Jennifer Aniston, Alicia Keys, Demi Moore and Film Independent Spirit Award-winner Patty Jenkins (Monster) have been signed to direct the Lifetime Original Movie Project Five, an anthology of five short films exploring the impact of breast cancer on people's lives. Aniston, Marta Kauffman (Friends), Paula Wagner (The Last Samurai, Mission: Impossible), Kristin Hahn (The Departed, The Switch), Kevin Chinoy (Greg the Bunny, Warren the Ape) and Francesca Silvestri (Greg the Bunny, Warren the Ape) will executive produce the Sony Pictures Television production, Project Five, reuniting Aniston and Kauffman for the first time since Friends. The announcement was made today by Nancy Dubuc, President and General Manager of Lifetime Networks, an industry leader in raising awareness about breast cancer.
Through its deeply interconnected story arc developed by Kauffman, Project Five will use humor and drama to focus on the effect that breast cancer and its diagnosis have on relationships and the way women perceive themselves, while searching for strength, comfort, medical breakthroughs and, ultimately, a cure.
Under Kauffman's supervision, writers Stephen Godshaux (Spin City, Dead Like Me), Jill Gordon (Cupid, My So-Called Life), Howard Morris (Women are Crazy, Men are Stupid), Deirdre O'Connor (The Electric Company) and Wendy West (Dexter, The Closer) have written a film included in Project Five, which will be produced by Sony Pictures Television, Echo Films and Chestnut Ridge Productions. The film's fifth director will be announced in the coming weeks.
"Our hope with Project Five is to entertain, inform and inspire dialogue, research and prevention. Otherwise, our goals are small," said Aniston. "We want these films to move people and empower those affected by breast cancer to stand tall through this challenge, which impacts ALL of our lives, no matter who we are."
"I'm a big fan of this amazing group of powerful and creative women, and we are thrilled to be working with them on Project Five," said Dubuc. "It's an awesome feeling to be able to give them such a strong platform to do what they do best - entertain and tell great stories - so that we all educate viewers about breast cancer through these five films of courage, love and hope."
"We are proud to be partnering with this amazing creative team on a project of such importance and impact for women," said Helen Verno, executive vice president of movies and miniseries, Sony Pictures Television.
Breast cancer is one of the leading causes of deaths among women, affecting one in every eight females, with one in 35 of those women often dying from the disease. While breast cancer death rates are going down - likely a result of early detection - it's estimated that nearly 200,000 new cases are diagnosed annually, with 40,000 deaths attributed to the disease each year. Breast cancer is the most common cancer among African American women, who are more likely to die from the disease than other ethnicities due to later detection and delayed treatment. Among Hispanic women, breast cancer is the leading cause of cancer death. There are currently 2.5 million breast cancer survivors in the United States.
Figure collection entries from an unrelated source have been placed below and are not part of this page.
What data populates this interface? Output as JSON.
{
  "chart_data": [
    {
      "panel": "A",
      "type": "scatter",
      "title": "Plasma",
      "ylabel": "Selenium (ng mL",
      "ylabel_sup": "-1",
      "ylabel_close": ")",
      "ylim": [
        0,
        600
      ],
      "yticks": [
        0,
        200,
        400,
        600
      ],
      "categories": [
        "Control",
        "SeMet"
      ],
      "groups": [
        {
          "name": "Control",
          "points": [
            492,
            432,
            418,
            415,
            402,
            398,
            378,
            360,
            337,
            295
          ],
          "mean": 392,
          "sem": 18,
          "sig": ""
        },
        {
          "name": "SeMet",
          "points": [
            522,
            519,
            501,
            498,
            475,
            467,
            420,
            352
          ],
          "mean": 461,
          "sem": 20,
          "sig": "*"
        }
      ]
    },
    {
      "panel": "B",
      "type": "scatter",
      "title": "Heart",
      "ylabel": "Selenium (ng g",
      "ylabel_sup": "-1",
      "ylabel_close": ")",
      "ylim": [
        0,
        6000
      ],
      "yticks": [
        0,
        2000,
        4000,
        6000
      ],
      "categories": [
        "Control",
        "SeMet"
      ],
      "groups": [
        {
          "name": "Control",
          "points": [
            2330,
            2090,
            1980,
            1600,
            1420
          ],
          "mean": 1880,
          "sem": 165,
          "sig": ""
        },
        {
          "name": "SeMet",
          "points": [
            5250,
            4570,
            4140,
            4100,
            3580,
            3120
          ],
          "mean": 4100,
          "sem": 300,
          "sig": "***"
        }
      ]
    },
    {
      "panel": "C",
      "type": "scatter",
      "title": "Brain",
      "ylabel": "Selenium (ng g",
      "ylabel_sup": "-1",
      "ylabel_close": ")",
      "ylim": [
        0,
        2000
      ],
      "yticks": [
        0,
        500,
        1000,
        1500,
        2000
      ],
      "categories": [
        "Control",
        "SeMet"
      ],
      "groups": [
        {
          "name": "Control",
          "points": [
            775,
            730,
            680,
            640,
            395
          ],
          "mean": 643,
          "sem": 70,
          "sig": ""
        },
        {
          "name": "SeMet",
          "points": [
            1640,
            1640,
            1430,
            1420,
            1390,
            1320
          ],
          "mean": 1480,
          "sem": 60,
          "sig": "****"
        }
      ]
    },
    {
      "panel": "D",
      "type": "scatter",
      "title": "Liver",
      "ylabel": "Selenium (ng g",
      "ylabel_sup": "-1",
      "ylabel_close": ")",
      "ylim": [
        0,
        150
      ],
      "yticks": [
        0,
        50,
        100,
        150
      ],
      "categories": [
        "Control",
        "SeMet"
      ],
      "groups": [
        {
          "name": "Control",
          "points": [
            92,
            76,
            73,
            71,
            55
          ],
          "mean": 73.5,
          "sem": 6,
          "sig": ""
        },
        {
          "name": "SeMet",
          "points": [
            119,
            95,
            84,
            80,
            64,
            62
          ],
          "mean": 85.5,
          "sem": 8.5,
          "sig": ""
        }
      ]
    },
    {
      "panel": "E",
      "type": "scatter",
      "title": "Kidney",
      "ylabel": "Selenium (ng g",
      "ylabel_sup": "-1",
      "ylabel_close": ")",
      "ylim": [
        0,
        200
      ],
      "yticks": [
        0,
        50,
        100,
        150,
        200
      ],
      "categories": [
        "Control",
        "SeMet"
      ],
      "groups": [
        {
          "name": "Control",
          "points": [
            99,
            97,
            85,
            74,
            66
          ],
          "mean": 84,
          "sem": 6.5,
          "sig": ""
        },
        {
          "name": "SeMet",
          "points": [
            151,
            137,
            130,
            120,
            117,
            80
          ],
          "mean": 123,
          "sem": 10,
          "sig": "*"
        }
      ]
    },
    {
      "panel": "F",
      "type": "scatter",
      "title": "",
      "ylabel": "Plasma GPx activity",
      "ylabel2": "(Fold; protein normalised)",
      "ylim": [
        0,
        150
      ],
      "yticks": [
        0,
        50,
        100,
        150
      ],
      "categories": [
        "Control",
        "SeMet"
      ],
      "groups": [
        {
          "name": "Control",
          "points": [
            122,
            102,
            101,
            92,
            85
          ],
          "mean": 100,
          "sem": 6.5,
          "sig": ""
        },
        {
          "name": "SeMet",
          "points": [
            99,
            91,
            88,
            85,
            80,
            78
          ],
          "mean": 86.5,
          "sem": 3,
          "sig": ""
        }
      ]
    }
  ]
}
Long at the forefront in the ongoing battle to fight breast cancer for more than 17 years, Lifetime's Stop Breast Cancer for Life initiative has been dedicated to offering women the most up-to-date, comprehensive information about the disease. Reaching women and families across the country in partnership with its cable affiliates, advertising sponsors and leading non-profit organizations, Lifetime has collected more than 25 million petition signatures to urge Congress to pass the bipartisan Breast Cancer Patient Protection Act, which would end "drive-through mastectomies," the practice where women are sometimes forced to leave the hospital just hours after invasive breast surgery. Lifetime and its audience are now urging the health insurance industry to allow women to stay in the hospital up to 48 hours after a mastectomy as a standard of care.